I want to share with you the highlight of last night - the opportunity to watch a wedding procession pass by our hotel. November and December are the wedding season in India. The days are cooler and the humidity is lower, so the brides can actually use make-up without it sliding off onto their saris. Last night we left our dinners and ran to the sidewalk to watch a wedding procession where the groom was riding an elephant ( with his father behind him), ahead of him were 40-50 people dancing in the street, with women dressed in beautiful gold and scarlet saris and their men in black suits. Ahead of the dancers were musicians including drummers, flute players and men playing a stringed instrument that I've never seen/heard before. The entire procession was surrounded by men carrying huge electric chandeliers strung together with electrical cables and perched on their shoulders to light the way. Bringing up the rear was a poor man pulling a wooden cart laden with an enormous diesel generator used to power the lights. The procession moved very slowly, giving the dancers time to 'strut their stuff' and making the groom look very impatient. The procession was to end at the home of the bride where she would join him on the elephant and the 2 of them would be carried to a nice hotel for dinner and their wedding night. Quite a show!

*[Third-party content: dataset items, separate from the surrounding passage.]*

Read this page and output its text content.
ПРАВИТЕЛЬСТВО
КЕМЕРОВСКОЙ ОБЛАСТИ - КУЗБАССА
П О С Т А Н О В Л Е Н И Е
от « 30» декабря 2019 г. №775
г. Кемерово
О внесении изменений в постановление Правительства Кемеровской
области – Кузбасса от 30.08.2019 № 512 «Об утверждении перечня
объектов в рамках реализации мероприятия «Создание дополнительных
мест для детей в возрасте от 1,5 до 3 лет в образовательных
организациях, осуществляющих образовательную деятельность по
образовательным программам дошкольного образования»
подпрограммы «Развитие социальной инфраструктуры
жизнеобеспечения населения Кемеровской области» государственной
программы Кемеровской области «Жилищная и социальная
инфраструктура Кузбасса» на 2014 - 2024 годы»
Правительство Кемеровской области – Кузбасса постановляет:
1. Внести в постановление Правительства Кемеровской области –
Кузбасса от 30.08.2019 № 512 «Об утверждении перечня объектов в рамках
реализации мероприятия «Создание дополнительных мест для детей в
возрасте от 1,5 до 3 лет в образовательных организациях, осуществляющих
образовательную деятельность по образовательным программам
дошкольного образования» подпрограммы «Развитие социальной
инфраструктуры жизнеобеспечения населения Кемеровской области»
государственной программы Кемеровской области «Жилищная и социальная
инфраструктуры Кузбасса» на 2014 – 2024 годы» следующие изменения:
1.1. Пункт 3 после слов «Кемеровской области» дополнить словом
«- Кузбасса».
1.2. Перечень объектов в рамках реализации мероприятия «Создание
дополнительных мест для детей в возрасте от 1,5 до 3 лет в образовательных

The other minor highlight has been using public transportation to make our way around Jaipur. The cheapest and most available form of public transportation are the tuk tuks - three wheeled auto rickshaws, driven by Indian men, that make their way through thick, unfriendly traffic with very few crashes and fatalities (at least we haven't seen any yet). They look like 3 wheeled golf carts and move about as fast. The hardest part is having to wear our filtration masks everywhere. (I wouldn't leave for India without one - it makes my 'top 10' list of travel "musts".) The tuk tuks are cheap - usually about 100 rupees for a fairly long ride. That's about $2.50 US. Much cheaper than NYC or even Madison!

I hope you all are well. Thanks to everyone who has made this trip possible for us. I look forward to seeing your beautiful faces soon. And I won't mind the snow, the endless Christmas displays (there are none in India) and the kitchy Christmas music because ... there truly is "no place like home".